In the New York Times today, Thomas Friedman writes that he hopes Israel is not out to destroy Hamas, but to “educate” it. Friedman cites the oft-quoted statement of Hezbollah chief Hassan Nasrallah, who said after the guns had quieted in Lebanon in 2006 that had he known the fury Israel was prepared to unleash he would “absolutely not” have launched the operation that sparked the conflict.
From there, he concludes:
That was the education of Hezbollah. Has Israel seen its last conflict with Hezbollah? I doubt it. But Hezbollah, which has done nothing for Hamas, will think three times next time. That is probably all Israel can achieve with a nonstate actor.
In Gaza, I still can’t tell if Israel is trying to eradicate Hamas or trying to “educate” Hamas, by inflicting a heavy death toll on Hamas militants and heavy pain on the Gaza population. If it is out to destroy Hamas, casualties will be horrific and the aftermath could be Somalia-like chaos. If it is out to educate Hamas, Israel may have achieved its aims.
To some in the pro-Israel community — like the ZOA, which has called for a Hamas defeat — Friedman’s column is a typically lamentable exercise in liberal naivete. Except that today, that naivete is countered with a quick glance across the op-ed page, where Jeffrey Goldberg offers this take on the notion of Hamas’ educability.
There is a fixed idea among some Israeli leaders that Hamas can be bombed into moderation. This is a false and dangerous notion. It is true that Hamas can be deterred militarily for a time, but tanks cannot defeat deeply felt belief.
The reverse is also true: Hamas cannot be cajoled into moderation. Neither position credits Hamas with sincerity, or seriousness.
Friedman and Goldberg don’t in fact disagree quite as sharply as those quotes would make it appear. Both agree that Hamas may be militarily deterred, at least temporarily, and yet they both doubt that Israel and its Islamist foes have exchanged fire for the last time. Where there seems to be disagreement is over the potential durability of detente. Friedman thinks Hamas can be maneuvered into agreeing to “a lasting cease-fire and to abandon efforts to change the strategic equation with Israel by deploying longer and longer range rockets.” Goldberg thinks the only chance for peace is in stripping Hamas of the allegiance of Gazans by establishing Fatah rule as a moderate, attractive alternative.
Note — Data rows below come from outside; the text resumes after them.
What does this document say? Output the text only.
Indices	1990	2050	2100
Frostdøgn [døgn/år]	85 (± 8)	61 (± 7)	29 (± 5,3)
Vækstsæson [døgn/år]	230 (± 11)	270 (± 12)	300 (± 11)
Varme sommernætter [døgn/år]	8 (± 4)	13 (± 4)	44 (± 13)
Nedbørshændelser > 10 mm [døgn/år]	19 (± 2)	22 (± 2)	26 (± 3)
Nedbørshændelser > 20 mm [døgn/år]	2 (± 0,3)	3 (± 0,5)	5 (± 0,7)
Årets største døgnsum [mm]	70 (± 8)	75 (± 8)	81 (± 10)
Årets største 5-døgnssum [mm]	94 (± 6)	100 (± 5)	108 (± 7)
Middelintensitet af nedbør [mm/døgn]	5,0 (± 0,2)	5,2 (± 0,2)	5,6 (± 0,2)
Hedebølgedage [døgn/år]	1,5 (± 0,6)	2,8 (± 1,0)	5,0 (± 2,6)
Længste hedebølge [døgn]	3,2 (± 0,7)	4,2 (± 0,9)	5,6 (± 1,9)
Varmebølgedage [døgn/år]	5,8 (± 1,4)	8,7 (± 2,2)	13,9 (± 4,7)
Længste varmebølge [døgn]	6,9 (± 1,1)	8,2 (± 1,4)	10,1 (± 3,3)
Hamas and Hezbollah emerged from very different streams of Islam: Hamas is the Palestinian branch of the Sunni Muslim Brotherhood; Hezbollah is an outright Iranian proxy that takes its inspiration from the radical Shiite politics of Ayatollah Ruhollah Khomeini. But the groups share a common belief that Jews are a cosmological evil, enemies of Islam since Muhammad sought refuge in Medina.
Periodically, advocates of negotiation suggest that the hostility toward Jews expressed by Hamas is somehow mutable. But in years of listening, I haven’t heard much to suggest that its anti-Semitism is insincere. Like Hezbollah, Hamas believes that God is opposed to a Jewish state in Palestine. Both groups are rhetorically pitiless, though, again, Hamas sometimes appears to follow the lead of Hezbollah.